MUSKOGEE – After battling under the water during World War II, it would be too much water that led to the new battle to save a submarine.
Severe storms in the spring of 2019 caused massive flooding in Oklahoma. Muskogee was no exception where the waters of the Arkansas River ran well out of their banks. One of the casualties was the town’s War Memorial Park, home to the submarine the U.S.S. Batfish.
“It did its job too well,” explained executive director Brent Trout of how the Batfish was taken out by the flood. Designed to operate both above and below the waves, the Batfish floated as the flood waters rose around it.
Trout said the constant rush of the river came in along the side of the sub and strained the cables holding it in place to the breaking point. Once the cables broke, the Batfish floated free and was nearly swept down the Arkansas River.
Flood waters also leaked into the submarine through the seals on the torpedo tubes.
The museum was able to rescue the Batfish. It is currently being held in place by giant cables. Trout said it would be easy to put the submarine back exactly how it was before the storms, but flooding has become an increased concern. The plan now is to create a system to hold it in place using a specially constructed cradle that would be able to withstand future flooding.
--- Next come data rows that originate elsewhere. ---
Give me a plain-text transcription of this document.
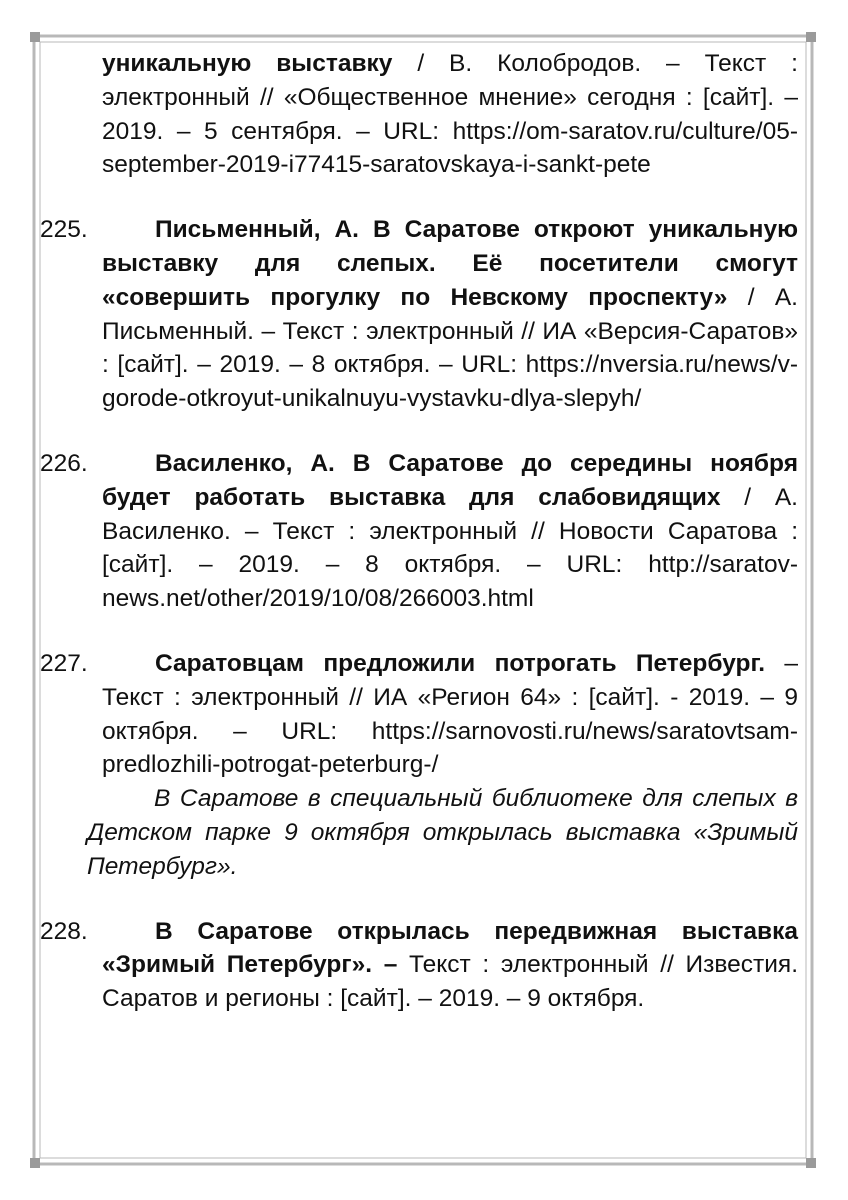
уникальную выставку / В. Колобродов. – Текст : электронный // «Общественное мнение» сегодня : [сайт]. – 2019. – 5 сентября. – URL: https://om-saratov.ru/culture/05-september-2019-i77415-saratovskaya-i-sankt-pete
225.	Письменный, А. В Саратове откроют уникальную выставку для слепых. Её посетители смогут «совершить прогулку по Невскому проспекту» / А. Письменный. – Текст : электронный // ИА «Версия-Саратов» : [сайт]. – 2019. – 8 октября. – URL: https://nversia.ru/news/v-gorode-otkroyut-unikalnuyu-vystavku-dlya-slepyh/
226.	Василенко, А. В Саратове до середины ноября будет работать выставка для слабовидящих / А. Василенко. – Текст : электронный // Новости Саратова : [сайт]. – 2019. – 8 октября. – URL: http://saratov-news.net/other/2019/10/08/266003.html
227.	Саратовцам предложили потрогать Петербург. – Текст : электронный // ИА «Регион 64» : [сайт]. - 2019. – 9 октября. – URL: https://sarnovosti.ru/news/saratovtsam-predlozhili-potrogat-peterburg-/
В Саратове в специальный библиотеке для слепых в Детском парке 9 октября открылась выставка «Зримый Петербург».
228.	В Саратове открылась передвижная выставка «Зримый Петербург». – Текст : электронный // Известия. Саратов и регионы : [сайт]. – 2019. – 9 октября.
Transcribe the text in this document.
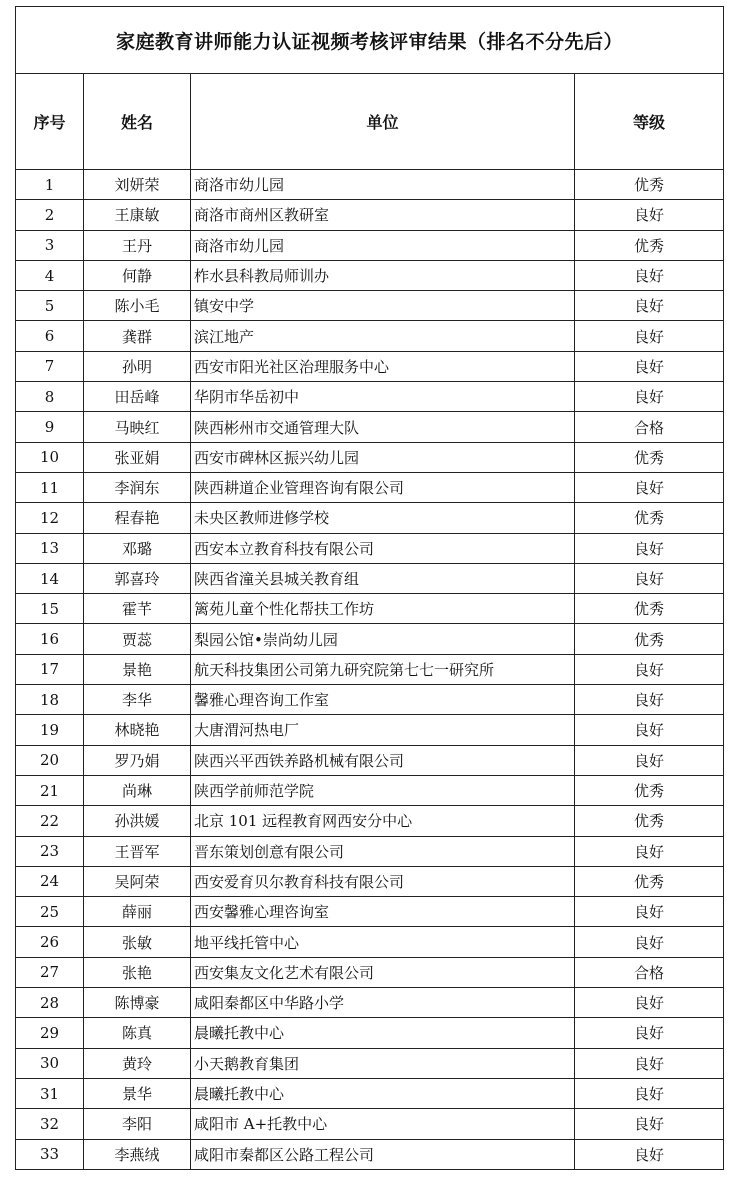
家庭教育讲师能力认证视频考核评审结果（排名不分先后）			
序号	姓名	单位	等级
1	刘妍荣	商洛市幼儿园	优秀
2	王康敏	商洛市商州区教研室	良好
3	王丹	商洛市幼儿园	优秀
4	何静	柞水县科教局师训办	良好
5	陈小毛	镇安中学	良好
6	龚群	滨江地产	良好
7	孙明	西安市阳光社区治理服务中心	良好
8	田岳峰	华阴市华岳初中	良好
9	马映红	陕西彬州市交通管理大队	合格
10	张亚娟	西安市碑林区振兴幼儿园	优秀
11	李润东	陕西耕道企业管理咨询有限公司	良好
12	程春艳	未央区教师进修学校	优秀
13	邓璐	西安本立教育科技有限公司	良好
14	郭喜玲	陕西省潼关县城关教育组	良好
15	霍芊	篱苑儿童个性化帮扶工作坊	优秀
16	贾蕊	梨园公馆•崇尚幼儿园	优秀
17	景艳	航天科技集团公司第九研究院第七七一研究所	良好
18	李华	馨雅心理咨询工作室	良好
19	林晓艳	大唐渭河热电厂	良好
20	罗乃娟	陕西兴平西铁养路机械有限公司	良好
21	尚琳	陕西学前师范学院	优秀
22	孙洪媛	北京 101 远程教育网西安分中心	优秀
23	王晋军	晋东策划创意有限公司	良好
24	吴阿荣	西安爱育贝尔教育科技有限公司	优秀
25	薛丽	西安馨雅心理咨询室	良好
26	张敏	地平线托管中心	良好
27	张艳	西安集友文化艺术有限公司	合格
28	陈博豪	咸阳秦都区中华路小学	良好
29	陈真	晨曦托教中心	良好
30	黄玲	小天鹅教育集团	良好
31	景华	晨曦托教中心	良好
32	李阳	咸阳市 A+托教中心	良好
33	李燕绒	咸阳市秦都区公路工程公司	良好
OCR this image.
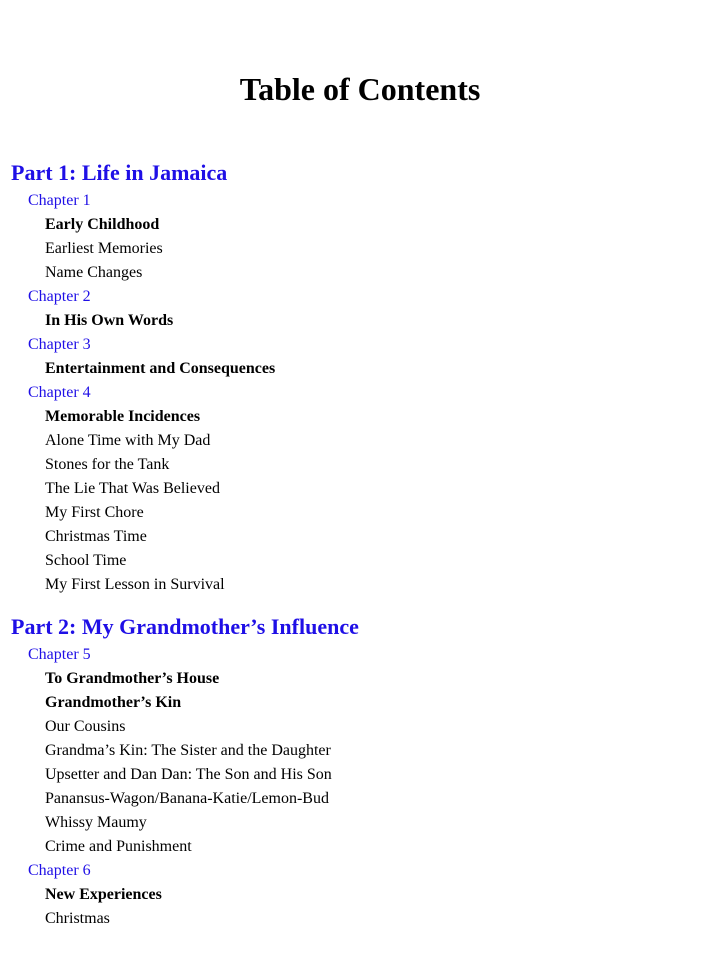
Table of Contents
Part 1: Life in Jamaica
Chapter 1
Early Childhood
Earliest Memories
Name Changes
Chapter 2
In His Own Words
Chapter 3
Entertainment and Consequences
Chapter 4
Memorable Incidences
Alone Time with My Dad
Stones for the Tank
The Lie That Was Believed
My First Chore
Christmas Time
School Time
My First Lesson in Survival
Part 2: My Grandmother’s Influence
Chapter 5
To Grandmother’s House
Grandmother’s Kin
Our Cousins
Grandma’s Kin: The Sister and the Daughter
Upsetter and Dan Dan: The Son and His Son
Panansus-Wagon/Banana-Katie/Lemon-Bud
Whissy Maumy
Crime and Punishment
Chapter 6
New Experiences
Christmas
The ship is closed to the public, but the museum is still open. The park and city are working to raise money to pay for the engineering study and construction needed to keep the submarine on display.
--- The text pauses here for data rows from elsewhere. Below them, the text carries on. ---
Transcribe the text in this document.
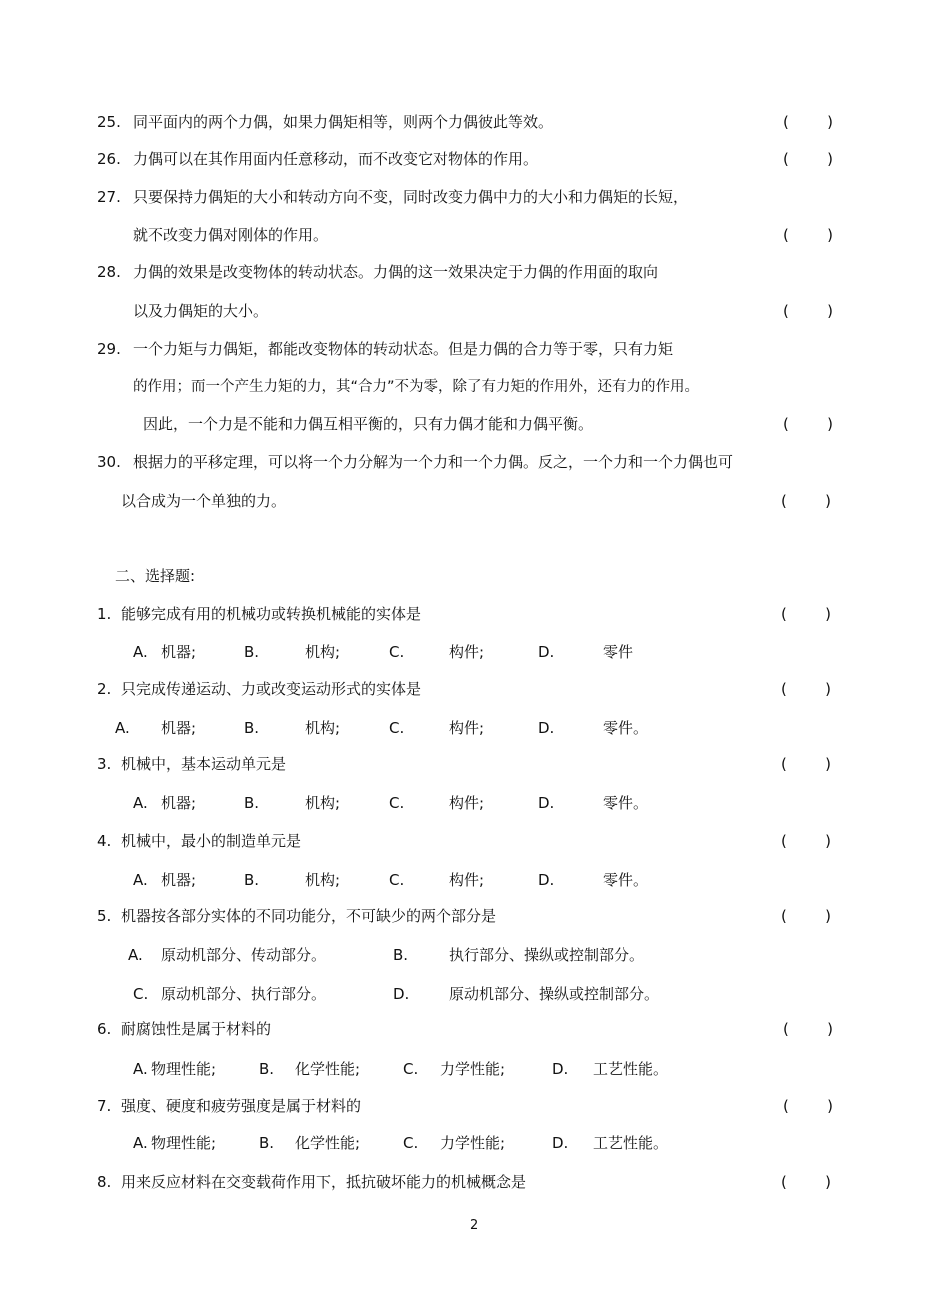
25. 同平面内的两个力偶，如果力偶矩相等，则两个力偶彼此等效。	(	)
26. 力偶可以在其作用面内任意移动，而不改变它对物体的作用。	(	)
27. 只要保持力偶矩的大小和转动方向不变，同时改变力偶中力的大小和力偶矩的长短，
就不改变力偶对刚体的作用。	(	)
28. 力偶的效果是改变物体的转动状态。力偶的这一效果决定于力偶的作用面的取向
以及力偶矩的大小。	(	)
29. 一个力矩与力偶矩，都能改变物体的转动状态。但是力偶的合力等于零，只有力矩
的作用；而一个产生力矩的力，其“合力”不为零，除了有力矩的作用外，还有力的作用。
因此，一个力是不能和力偶互相平衡的，只有力偶才能和力偶平衡。	(	)
30. 根据力的平移定理，可以将一个力分解为一个力和一个力偶。反之，一个力和一个力偶也可
以合成为一个单独的力。	(	)
二、选择题:
1. 能够完成有用的机械功或转换机械能的实体是	(	)
A. 机器;	B.	机构;	C.	构件;	D.	零件
2. 只完成传递运动、力或改变运动形式的实体是	(	)
A. 机器;	B.	机构;	C.	构件;	D.	零件。
3. 机械中，基本运动单元是	(	)
A. 机器;	B.	机构;	C.	构件;	D.	零件。
4. 机械中，最小的制造单元是	(	)
A. 机器;	B.	机构;	C.	构件;	D.	零件。
5. 机器按各部分实体的不同功能分，不可缺少的两个部分是	(	)
A. 原动机部分、传动部分。	B.	执行部分、操纵或控制部分。
C. 原动机部分、执行部分。	D.	原动机部分、操纵或控制部分。
6. 耐腐蚀性是属于材料的	(	)
A. 物理性能;	B. 化学性能;	C. 力学性能;	D. 工艺性能。
7. 强度、硬度和疲劳强度是属于材料的	(	)
A. 物理性能;	B. 化学性能;	C. 力学性能;	D. 工艺性能。
8. 用来反应材料在交变载荷作用下，抵抗破坏能力的机械概念是	(	)
2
“If this goes away who will tell their story,” Trout told EPIC News Network about the importance of keeping the Batfish open and on display. Trout said submarines from this era are especially endangered. By next year the Batfish will be one of just about six that the public can tour and learn about the service and sacrifice of the men who fought on them to help end the war.
Trout expects the Batfish to reopen by late spring or summer of 2020.